Sumber Kementerian Pertahanan India menyebutkan pemerintah ingin membangun lebih dari 250 jet tempur dalam 20 tahun ke depan dengan biaya lebih dari US$ 200 miliar termasuk biaya siklus hidup juga
India belum menandatangani kontrak untuk membeli 36 pesawat Rafale dari Prancis. Selain itu, produksi serial dari Light Combat Aircraft (LCA) Mark-1 tidak dapat mencapai izin operasionalnya tanpa dukungan asing. Pengembangan bersama dan produksi Five Generation Fighter Aircraft (FGFA) dengan Rusia menghadapi penundaan, dan tidak ada kejelasan tentang status Advanced Medium Combat Aircraft (AMCA).
Menurut proyeksi Angkatan Udara, kekuatan pesawat tempur mereka tinggal 25 skuadron dari 45 skuadron yang diperlukan.
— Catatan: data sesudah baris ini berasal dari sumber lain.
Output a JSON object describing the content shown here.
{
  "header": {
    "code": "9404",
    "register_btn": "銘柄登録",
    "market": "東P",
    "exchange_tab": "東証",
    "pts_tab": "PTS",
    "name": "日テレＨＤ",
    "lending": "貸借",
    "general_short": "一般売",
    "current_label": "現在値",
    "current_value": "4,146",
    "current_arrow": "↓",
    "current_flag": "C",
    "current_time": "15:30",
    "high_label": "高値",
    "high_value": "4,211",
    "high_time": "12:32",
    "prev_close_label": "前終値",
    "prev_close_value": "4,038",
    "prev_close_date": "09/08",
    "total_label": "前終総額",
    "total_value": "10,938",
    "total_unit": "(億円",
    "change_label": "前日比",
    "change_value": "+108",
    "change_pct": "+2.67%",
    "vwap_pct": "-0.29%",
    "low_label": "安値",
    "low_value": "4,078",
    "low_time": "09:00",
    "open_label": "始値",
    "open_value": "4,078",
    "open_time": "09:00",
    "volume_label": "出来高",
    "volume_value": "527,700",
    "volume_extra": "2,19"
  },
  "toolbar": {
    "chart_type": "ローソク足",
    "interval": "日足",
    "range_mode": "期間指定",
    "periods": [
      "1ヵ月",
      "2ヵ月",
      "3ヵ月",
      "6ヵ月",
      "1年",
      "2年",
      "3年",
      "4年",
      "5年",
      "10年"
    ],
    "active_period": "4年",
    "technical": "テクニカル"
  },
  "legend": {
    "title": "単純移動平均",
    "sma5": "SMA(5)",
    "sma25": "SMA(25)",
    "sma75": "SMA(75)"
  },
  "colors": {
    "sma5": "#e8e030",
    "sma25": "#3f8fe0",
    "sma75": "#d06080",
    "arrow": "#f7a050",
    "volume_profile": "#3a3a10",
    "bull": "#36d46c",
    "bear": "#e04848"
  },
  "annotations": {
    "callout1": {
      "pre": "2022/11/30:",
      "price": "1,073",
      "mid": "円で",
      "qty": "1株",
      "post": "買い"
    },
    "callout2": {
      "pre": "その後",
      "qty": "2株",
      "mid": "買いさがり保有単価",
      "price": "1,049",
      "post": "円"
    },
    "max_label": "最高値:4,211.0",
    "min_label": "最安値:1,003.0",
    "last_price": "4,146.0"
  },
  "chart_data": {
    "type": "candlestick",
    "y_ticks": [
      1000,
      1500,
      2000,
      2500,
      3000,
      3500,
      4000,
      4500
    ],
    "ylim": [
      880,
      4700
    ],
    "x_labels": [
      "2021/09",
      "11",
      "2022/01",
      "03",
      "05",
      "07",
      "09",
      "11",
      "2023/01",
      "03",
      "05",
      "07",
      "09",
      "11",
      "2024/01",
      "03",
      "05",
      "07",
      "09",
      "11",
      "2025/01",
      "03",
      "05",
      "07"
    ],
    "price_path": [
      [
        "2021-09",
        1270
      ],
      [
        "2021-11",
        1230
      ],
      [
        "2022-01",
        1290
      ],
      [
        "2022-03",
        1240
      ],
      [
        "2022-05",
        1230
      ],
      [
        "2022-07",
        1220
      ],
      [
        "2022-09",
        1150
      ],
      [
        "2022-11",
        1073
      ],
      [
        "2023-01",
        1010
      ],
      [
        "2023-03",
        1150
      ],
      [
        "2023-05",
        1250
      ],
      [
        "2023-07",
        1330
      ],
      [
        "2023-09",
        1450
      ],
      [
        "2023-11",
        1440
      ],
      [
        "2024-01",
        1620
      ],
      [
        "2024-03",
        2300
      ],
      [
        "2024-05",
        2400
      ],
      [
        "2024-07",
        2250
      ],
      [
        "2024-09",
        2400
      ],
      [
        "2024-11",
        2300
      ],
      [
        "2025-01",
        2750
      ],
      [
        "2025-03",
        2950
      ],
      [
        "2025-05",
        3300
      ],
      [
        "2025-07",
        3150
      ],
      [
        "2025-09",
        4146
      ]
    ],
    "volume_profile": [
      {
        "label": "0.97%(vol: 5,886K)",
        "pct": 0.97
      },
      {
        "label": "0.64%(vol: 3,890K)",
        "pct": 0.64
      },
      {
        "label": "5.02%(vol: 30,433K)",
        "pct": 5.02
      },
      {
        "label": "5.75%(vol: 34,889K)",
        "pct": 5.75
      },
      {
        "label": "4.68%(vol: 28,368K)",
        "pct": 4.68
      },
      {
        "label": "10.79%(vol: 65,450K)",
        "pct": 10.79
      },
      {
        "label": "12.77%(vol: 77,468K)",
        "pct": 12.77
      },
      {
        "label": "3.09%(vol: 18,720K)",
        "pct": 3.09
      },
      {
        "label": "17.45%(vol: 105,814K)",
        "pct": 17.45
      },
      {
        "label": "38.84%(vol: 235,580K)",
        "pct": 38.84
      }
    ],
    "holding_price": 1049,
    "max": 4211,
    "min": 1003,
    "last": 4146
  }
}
Selain itu, 14 skuadron dilengkapi dengan pesawat tua MiG-21 dan MiG-27 yang harus menyelesaikan tugasnya pada tahun 2024.
“Kami tidak yakin jika kita akan puas hanya dengan 36 jet tempur Rafale dan ada juga ketidakpastian ketika 120 LCA Mark-1 akan dilantik,” kata pejabat Angkatan Udara sebagaimana dikutip Defense News Minggu 14 Februari 2016. “Kami tentu membutuhkan tambahan jet tempur Rafale untuk meningkatkan kekuatan tempur. Dengan lambatnya induksi tempur, IAF akan membutuhkan setidaknya dua dekade untuk mencapai kekuatan tempur yang ideal yakni 45 skuadron,” tambahnya.
Pejabat Angkatan Udara lain mengatakan pemerintah harus memutuskan apakah akan memilih untuk membeli lebih banyak Rafale atau bersama-sama menghasilkan LCA dan mempercepat proyek FGFA dengan Rusia.
Pejabat itu mencatat bahwa pada 2032, Angkatan Udara harus memiliki 810 pesawat tempur atau 45 skuadron. Layanan ini juga harus melantik beberapa lusin skuadron UAV untuk memenuhi ancaman baik dari Timur dan Barat.